The following dictionaries are supplied in the link above:
- twos.txt 107 2-letter English words
- threes.txt 1005 3-letter English words
- fours.txt 3130 4-letter English words
- fives.txt 5757 5-letter English words
- toy.txt 10 5-letter English words
Five key data structures are declared in WordGraph and should be used by the functions below:
- set<string> word_set: Stores all words read from the dictionary (which should be the same length). This is initialized for you in the constructor
- map<string, set<string>> word_neighbors_map: Keys are words, values are sets of neighbor words. This is initialized by repeated calls to calculate_neighbor_words()
- map<string, bool> word_visited_map: Scratch data structure for DFS
- map<string, int> word_distance_map: Scratch data structure for BFS
- map<string, string> word_path_map: Scratch data structure for DFS/BFS. Keys are words, values are words visited JUST BEFORE key during DFS/BFS
The executable is called as follows: wordgraph <dictionary> <command> <0, 1, or 2 parameters>. Commands and their parameters are explained below:
- NUM_NEIGHBORS w: Print number of neighbors of word w
- NEIGHBORS w: Print all neighbors of word w, one per line
- CONNECTED w1 w2: Using DFS, print "CONNECTED" if w1 and w2 are connected, "NOT CONNECTED" otherwise
- NUM_CONNECTED w: Using DFS, print number of words that are connected to w. w itself counts as 1
- PATH_LENGTH w1 w2: Using BFS, print length of shortest path connecting w1 and w2. If they are not connected, print "NOT CONNECTED"
- PATH w1 w2: Using BFS, print sequence of words on that path (one per line starting with w1 and ending with w2). If they are not connected, print "NOT CONNECTED"
- LONGEST_PATH: Using BFS, test all possible pairs of words and print length of longest shortest path, then the pair of words on their own lines. This can take seconds to minutes depending on the size of the dictionary, so for grading only small dictionaries will be used.
If any word is not in the dictionary selected, print "ERROR" and nothing else.
2. Programming tasks
These are core WordGraph functions that are required but not directly tested. Since they don't generate output but have side effects on the data structures above, every print function should either call one of these or use the modified data structure(s).

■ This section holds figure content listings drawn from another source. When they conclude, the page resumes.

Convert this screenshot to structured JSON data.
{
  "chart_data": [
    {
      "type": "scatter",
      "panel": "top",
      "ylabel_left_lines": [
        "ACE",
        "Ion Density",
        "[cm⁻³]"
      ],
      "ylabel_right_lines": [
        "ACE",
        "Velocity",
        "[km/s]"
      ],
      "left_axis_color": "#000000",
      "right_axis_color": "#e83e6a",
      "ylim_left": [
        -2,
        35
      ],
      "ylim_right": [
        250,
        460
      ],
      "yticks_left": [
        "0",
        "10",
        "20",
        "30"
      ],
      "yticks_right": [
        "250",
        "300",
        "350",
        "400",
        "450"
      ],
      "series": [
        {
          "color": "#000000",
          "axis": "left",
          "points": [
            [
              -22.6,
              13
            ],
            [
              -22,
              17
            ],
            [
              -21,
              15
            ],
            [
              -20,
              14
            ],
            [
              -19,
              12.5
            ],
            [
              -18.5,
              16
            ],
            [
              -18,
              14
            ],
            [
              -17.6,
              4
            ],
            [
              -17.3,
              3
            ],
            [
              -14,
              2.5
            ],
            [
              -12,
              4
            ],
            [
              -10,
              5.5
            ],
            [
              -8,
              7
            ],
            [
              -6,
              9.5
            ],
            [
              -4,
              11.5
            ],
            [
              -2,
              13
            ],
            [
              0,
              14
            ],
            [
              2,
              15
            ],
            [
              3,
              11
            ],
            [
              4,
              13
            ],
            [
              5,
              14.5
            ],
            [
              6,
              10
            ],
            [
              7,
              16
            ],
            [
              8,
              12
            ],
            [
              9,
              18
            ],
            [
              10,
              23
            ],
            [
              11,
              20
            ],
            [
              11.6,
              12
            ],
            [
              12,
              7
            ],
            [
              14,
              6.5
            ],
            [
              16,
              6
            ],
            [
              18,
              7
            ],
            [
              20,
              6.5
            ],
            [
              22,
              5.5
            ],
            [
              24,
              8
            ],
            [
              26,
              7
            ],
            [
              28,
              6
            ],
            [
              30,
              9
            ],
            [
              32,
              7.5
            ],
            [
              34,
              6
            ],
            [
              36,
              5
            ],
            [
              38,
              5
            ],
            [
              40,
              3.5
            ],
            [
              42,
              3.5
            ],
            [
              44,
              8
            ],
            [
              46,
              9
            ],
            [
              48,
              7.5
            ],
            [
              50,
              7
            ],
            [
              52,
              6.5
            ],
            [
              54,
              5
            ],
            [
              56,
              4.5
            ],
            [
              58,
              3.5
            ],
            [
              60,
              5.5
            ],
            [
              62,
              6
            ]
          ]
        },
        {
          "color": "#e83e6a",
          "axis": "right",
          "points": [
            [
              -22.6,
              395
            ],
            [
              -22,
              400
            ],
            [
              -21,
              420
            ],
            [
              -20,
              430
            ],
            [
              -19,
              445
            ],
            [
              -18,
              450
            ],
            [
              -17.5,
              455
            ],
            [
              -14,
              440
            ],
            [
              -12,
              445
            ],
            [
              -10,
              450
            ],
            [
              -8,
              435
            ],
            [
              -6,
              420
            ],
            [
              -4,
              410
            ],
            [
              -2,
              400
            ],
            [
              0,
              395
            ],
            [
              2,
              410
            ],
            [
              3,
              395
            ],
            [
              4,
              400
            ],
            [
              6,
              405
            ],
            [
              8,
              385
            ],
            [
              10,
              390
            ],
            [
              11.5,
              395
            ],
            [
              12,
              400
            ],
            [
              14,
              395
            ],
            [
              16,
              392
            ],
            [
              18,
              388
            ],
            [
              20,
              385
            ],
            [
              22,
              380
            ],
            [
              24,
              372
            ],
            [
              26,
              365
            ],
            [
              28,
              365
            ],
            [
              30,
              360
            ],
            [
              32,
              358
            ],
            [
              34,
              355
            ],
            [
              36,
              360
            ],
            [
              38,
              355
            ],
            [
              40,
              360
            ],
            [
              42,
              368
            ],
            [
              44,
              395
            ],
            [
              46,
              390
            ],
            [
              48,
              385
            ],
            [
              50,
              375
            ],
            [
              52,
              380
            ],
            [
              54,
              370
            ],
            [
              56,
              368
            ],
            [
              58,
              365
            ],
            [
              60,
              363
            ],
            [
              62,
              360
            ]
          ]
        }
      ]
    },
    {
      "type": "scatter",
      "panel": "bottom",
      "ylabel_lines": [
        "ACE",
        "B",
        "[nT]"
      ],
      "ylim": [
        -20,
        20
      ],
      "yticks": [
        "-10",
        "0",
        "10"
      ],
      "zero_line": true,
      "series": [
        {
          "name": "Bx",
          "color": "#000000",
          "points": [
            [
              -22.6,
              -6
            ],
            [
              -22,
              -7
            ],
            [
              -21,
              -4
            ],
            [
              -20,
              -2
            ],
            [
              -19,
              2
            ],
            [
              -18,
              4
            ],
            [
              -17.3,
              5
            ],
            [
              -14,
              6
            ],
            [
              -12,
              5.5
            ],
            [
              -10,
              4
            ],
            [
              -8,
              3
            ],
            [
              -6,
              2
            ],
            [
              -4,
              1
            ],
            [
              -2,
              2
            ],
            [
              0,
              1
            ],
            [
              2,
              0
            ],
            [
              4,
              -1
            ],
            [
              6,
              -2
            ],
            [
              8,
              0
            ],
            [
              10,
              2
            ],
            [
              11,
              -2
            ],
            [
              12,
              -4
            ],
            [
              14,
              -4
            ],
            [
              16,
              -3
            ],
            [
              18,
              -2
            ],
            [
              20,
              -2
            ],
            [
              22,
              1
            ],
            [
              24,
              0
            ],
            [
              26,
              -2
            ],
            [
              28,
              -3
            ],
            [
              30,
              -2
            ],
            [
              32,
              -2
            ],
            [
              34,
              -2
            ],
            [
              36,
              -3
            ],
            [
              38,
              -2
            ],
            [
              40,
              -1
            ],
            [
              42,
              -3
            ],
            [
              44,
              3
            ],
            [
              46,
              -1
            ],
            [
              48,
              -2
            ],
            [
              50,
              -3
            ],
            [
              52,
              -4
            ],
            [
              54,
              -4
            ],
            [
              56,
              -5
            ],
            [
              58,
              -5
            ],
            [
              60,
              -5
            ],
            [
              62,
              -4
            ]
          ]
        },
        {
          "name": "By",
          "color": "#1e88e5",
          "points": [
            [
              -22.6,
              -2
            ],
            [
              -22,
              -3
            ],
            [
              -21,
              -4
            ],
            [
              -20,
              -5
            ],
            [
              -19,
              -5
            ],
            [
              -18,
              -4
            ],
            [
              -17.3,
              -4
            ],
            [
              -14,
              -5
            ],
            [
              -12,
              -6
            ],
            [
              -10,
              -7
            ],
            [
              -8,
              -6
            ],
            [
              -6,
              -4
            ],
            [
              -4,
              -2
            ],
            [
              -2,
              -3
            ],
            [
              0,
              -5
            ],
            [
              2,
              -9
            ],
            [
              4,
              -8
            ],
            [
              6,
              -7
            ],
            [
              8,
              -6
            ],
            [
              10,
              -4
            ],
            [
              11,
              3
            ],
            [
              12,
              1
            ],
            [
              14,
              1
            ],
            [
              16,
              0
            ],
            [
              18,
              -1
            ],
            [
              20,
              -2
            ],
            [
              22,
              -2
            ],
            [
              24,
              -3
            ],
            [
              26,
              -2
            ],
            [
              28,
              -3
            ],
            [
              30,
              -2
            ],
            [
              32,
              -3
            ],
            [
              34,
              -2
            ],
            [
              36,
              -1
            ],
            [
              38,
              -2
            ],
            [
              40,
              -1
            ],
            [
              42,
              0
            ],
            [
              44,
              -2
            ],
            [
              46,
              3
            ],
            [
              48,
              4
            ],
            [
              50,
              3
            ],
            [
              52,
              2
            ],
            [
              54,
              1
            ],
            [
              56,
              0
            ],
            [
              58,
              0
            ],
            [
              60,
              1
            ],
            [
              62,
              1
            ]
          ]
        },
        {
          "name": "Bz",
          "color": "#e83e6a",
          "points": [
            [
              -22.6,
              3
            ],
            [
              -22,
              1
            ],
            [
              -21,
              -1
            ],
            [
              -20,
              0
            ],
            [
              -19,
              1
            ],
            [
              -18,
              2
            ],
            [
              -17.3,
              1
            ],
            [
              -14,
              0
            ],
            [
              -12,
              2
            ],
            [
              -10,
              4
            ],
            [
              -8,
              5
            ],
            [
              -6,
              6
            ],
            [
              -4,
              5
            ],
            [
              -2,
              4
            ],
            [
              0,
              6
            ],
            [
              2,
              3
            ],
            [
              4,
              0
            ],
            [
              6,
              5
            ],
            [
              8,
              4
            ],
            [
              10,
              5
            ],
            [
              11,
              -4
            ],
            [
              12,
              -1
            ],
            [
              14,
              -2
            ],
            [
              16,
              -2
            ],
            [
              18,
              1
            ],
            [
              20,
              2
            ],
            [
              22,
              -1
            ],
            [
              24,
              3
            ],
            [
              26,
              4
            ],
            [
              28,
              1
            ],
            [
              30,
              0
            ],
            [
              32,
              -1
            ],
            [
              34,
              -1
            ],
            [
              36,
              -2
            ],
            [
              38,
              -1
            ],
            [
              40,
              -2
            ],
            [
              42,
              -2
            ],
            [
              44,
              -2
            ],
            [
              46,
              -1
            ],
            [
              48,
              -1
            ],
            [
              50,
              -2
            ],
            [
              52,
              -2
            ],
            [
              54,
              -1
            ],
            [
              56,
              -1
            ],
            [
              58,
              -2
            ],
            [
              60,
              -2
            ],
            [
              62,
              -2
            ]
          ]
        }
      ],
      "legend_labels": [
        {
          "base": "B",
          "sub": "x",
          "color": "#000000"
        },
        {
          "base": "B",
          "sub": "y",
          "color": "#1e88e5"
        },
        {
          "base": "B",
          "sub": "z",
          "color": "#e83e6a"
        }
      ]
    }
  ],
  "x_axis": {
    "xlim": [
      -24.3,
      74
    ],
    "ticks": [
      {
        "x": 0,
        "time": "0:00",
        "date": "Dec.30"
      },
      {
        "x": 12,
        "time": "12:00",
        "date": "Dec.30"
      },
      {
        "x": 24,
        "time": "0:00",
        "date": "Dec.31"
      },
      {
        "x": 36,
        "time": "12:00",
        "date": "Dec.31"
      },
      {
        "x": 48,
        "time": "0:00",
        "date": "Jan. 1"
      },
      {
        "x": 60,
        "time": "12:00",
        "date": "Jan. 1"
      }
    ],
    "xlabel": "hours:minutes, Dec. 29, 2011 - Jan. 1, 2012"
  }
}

- calculate_neighbor_words(string &)
- DFS_traversal(string &)
- BFS_traversal(string &)
These WordGraph functions will be directly tested and correspond one-to-one with the commands listed above:
- [0.5 points] print_num_neighbors(string &)
- [0.5 points] print_neighbors(string &)
- [1 point] DFS_print_connected(string &, string &)
- [1 point] DFS_print_num_connected(string &)
- [0.5 points] BFS_print_path_length(string &, string &)
- [1 point] BFS_print_path(string &, string &)
- [0.5 points] BFS_print_longest_path()
You may use AI on any part of this lab, but no human partner.
3. Submission
Submit 2 files to Gradescope: (1) your README and (2) your modified main.cpp. The README should contain your name, complete declarations of AI use, notes on any limitations or issues with your code, and your interpretation of any ambiguities in the assignment instructions. main.cpp should also contain your name and per-function comments on AI usage.